We had a mild winter here in Wisconsin and sad to see it but I have no nice black compost, just a layer of apples on the bottom..rotted of course and then layers of leaves and food scraps from the winter months. Is there anything I can do to make this still work for me? Any ideas would be appreciated.
Again, I think it depends where you are and what your soil is like. Here we have nothing but sand, and if you don't add organic material all it does is hold the plant up until it dies. Water and nutrients whiz through without hardly slowing down.
When I plant I start with an extra big hole, since it's so easy to dig. I mix compost with the soil from the hole, then top-dress well out so that the organic stuff works down, then mulch. I also top-dress every spring because the compost breaks down so fast in our moist hot summers.
Sorry, but I think it's a bit irresponsible to make such a blanket statement that you should never add compost when planting. It's different everywhere!

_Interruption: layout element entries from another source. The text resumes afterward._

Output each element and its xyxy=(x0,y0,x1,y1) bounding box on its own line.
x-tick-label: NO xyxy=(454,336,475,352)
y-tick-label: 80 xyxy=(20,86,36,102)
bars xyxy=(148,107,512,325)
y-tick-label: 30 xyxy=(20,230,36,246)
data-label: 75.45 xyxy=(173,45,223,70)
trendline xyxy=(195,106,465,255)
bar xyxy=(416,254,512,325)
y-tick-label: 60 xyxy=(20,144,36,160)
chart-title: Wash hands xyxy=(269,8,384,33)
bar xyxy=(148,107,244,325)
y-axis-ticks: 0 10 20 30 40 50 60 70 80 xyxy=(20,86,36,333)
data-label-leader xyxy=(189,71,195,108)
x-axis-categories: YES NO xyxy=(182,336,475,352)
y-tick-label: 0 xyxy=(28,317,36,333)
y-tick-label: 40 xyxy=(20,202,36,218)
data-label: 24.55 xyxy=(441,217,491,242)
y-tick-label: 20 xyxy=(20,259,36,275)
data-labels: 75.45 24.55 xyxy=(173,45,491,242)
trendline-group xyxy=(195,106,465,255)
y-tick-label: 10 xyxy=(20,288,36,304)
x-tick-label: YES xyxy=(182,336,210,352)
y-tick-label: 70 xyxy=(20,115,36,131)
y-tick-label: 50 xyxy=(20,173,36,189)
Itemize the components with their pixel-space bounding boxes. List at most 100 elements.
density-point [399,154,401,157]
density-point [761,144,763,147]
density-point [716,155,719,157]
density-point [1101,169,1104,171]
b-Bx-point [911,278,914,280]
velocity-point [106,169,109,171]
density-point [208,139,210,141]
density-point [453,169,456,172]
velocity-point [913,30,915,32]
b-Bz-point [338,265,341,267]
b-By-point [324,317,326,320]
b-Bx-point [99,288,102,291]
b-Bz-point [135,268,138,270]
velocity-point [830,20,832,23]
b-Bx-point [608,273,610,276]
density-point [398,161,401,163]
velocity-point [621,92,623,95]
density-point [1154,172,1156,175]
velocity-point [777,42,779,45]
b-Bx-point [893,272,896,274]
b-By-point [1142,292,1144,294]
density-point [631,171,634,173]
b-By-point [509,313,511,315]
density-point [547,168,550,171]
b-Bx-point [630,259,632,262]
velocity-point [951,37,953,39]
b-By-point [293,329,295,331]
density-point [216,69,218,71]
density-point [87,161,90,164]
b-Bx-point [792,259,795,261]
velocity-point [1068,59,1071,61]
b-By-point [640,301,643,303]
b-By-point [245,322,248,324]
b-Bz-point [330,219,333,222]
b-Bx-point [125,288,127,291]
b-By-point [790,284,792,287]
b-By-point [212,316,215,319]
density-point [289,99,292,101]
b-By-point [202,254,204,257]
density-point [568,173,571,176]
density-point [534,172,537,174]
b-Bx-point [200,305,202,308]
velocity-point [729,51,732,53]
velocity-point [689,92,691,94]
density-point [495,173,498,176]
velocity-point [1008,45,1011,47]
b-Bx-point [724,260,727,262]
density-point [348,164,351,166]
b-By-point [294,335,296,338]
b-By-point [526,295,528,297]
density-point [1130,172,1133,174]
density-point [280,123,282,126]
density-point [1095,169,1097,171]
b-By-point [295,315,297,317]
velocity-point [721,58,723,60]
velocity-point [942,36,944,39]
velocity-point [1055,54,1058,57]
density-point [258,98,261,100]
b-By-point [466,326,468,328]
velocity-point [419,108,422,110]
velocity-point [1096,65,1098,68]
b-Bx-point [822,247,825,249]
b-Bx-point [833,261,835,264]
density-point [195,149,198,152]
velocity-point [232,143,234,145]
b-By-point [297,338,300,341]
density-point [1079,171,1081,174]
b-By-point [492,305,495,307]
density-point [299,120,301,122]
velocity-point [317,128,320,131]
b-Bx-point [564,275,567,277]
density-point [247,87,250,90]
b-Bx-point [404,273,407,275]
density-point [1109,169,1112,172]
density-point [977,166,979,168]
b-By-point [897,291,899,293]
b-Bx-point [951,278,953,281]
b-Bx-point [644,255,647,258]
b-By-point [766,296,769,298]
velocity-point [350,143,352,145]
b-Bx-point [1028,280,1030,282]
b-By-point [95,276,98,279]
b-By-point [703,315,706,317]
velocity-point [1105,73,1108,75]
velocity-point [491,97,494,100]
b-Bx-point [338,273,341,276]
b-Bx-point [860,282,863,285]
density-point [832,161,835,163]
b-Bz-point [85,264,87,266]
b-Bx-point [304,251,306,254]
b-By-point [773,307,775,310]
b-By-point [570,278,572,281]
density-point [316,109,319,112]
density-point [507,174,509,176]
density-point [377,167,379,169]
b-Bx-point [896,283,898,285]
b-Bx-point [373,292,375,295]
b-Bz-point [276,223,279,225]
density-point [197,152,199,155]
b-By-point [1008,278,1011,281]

If you are planting in sand - and not on the beach - life if too easy for you :)
Plus, you have almost all year long to grow your stuff.
Yeap - too easy and ye shouldn't complain.
I gardened for 20 years in clay and rocks, moved to the bay area in Michigan and O Lordy - I planted five acres and it was a breeze.
Then I moved back home, and the first thing I did was plant some shallow blueberries, but I had forgotten how hard it was and - it liked to have KILLED ME. Almost died of a heart attack, face all red, felt like my blood vessels were going to pop through the top of my head.
I am okay now - I'm use to it again.
But what was said about filling in the hole with good easy loose dirt was so very - very true in hard rocky soil. The tree and plant just does not do good. Mulching is a different story though!
Now with blueberries in rocky soil mulch the dickens out of it so the roots can grow in that and not fight the rock and clay, and tilling in a bunch of peat or saw dust is a good idea too.